The minister presiding at my nephew’s ceremony recognized this in his thoughtful reflection before the wedding vows. As he emphasized the sacrifice required by marriage, he started by pointing out the series of sacrifices made by Ruth and Naomi, whose vows were the Scripture lesson (Ruth 1:16-18) in the service. This passage is second only to the hymn to love in First Corinthians 13 as the choice for a lesson from the Bible in wedding ceremonies. Sacrifice is, indeed, crucial to the success of Ruth and Naomi’s pact, of my nephew and his beloved’s vows, and of the promises made by two men or two women in their marriage ceremony.

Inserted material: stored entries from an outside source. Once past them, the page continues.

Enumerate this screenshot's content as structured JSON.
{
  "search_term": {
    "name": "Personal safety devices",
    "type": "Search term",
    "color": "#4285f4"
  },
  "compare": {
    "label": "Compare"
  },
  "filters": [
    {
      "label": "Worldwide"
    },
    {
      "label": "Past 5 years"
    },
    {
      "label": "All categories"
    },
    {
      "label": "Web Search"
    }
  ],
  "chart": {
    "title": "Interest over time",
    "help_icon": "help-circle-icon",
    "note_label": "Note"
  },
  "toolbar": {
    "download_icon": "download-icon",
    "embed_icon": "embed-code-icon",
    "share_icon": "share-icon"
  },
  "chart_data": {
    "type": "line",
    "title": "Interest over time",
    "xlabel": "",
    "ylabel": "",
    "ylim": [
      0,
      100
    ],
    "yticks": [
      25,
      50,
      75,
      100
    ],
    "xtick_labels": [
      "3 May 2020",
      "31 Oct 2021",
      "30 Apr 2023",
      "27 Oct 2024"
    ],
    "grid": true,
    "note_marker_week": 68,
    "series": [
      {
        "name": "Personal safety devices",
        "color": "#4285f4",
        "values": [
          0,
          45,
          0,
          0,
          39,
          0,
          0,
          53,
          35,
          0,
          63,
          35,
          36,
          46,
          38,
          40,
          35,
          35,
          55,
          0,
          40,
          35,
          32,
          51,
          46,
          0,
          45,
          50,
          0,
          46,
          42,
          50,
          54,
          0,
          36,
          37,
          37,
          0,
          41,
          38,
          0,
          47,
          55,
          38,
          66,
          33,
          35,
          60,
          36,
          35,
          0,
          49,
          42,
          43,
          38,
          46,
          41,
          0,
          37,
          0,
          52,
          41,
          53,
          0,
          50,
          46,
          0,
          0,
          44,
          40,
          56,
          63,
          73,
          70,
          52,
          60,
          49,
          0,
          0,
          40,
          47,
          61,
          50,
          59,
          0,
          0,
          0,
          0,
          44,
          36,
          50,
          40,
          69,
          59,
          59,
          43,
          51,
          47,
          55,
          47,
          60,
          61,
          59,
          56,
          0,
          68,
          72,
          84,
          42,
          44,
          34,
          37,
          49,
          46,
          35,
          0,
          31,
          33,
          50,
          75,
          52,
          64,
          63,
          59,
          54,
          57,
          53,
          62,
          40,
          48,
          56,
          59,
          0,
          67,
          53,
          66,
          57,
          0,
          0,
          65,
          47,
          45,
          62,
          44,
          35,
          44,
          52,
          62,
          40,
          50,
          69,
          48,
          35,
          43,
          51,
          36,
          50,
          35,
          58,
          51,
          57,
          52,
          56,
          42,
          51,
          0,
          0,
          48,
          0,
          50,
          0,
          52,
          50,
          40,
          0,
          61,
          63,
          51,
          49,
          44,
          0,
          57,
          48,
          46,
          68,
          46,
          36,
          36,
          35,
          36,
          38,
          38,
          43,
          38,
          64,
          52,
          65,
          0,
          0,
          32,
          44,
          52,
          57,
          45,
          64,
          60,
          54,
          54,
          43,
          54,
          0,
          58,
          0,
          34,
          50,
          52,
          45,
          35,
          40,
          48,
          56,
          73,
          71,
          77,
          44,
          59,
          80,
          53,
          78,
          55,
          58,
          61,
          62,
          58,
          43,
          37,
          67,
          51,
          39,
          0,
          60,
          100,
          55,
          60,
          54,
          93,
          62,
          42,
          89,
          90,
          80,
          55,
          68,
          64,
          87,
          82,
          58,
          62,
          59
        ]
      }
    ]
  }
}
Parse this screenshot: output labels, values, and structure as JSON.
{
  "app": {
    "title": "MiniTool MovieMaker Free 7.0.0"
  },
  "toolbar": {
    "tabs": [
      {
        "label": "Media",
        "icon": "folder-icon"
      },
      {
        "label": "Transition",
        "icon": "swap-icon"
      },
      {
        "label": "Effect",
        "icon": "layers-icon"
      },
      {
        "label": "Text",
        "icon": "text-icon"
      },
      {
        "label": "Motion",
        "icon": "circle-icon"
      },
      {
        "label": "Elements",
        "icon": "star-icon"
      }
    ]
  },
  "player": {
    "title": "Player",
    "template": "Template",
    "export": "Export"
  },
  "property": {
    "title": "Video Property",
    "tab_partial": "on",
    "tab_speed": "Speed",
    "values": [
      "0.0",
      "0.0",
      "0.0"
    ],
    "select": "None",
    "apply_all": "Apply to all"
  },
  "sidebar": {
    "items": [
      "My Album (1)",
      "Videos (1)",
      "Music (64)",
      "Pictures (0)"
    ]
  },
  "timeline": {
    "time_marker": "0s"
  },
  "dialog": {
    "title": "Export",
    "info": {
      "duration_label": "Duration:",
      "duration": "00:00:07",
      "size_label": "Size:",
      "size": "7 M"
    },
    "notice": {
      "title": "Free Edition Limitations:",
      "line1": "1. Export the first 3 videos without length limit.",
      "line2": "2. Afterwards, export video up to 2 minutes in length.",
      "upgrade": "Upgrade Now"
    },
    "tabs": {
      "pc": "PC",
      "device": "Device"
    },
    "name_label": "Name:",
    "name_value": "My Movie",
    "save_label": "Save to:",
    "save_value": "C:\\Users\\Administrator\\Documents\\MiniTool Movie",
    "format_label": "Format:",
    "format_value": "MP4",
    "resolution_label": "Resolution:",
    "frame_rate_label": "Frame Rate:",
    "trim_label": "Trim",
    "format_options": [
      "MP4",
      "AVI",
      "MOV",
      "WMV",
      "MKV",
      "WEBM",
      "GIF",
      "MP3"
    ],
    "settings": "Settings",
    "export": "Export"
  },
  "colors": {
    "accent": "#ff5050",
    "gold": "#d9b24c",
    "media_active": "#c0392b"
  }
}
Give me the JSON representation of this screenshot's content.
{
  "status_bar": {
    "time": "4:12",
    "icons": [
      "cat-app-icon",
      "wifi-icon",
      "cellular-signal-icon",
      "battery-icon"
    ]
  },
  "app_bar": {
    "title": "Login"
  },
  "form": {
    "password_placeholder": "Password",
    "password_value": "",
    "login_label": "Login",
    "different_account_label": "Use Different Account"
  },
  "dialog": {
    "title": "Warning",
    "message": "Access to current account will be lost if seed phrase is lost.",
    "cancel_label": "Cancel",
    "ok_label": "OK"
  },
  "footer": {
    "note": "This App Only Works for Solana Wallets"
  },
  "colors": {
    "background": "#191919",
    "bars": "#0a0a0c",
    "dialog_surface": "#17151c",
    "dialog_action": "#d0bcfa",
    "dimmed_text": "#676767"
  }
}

In the end, my view on marriage including two men or two women really comes down to the maxim of common sense: if it walks like a duck and talks like a duck, then it must be a duck. A man and a woman together is not marriage. The wedding is in the couple’s vows of love and commitment, proclaimed before family and friends and blessed in prayer, and in all the hopes and godly intentions embedded in those promises. That is the duck — and God knows it is a leap of faith for every couple attempting it.
So I wish my nephew and his spouse all happiness, as I do every married couple. And I pray for the day when every loving, committed couple willing to take that leap of faith will be recognized by family and friends, church and state as exactly what they are: a couple bound together in marriage.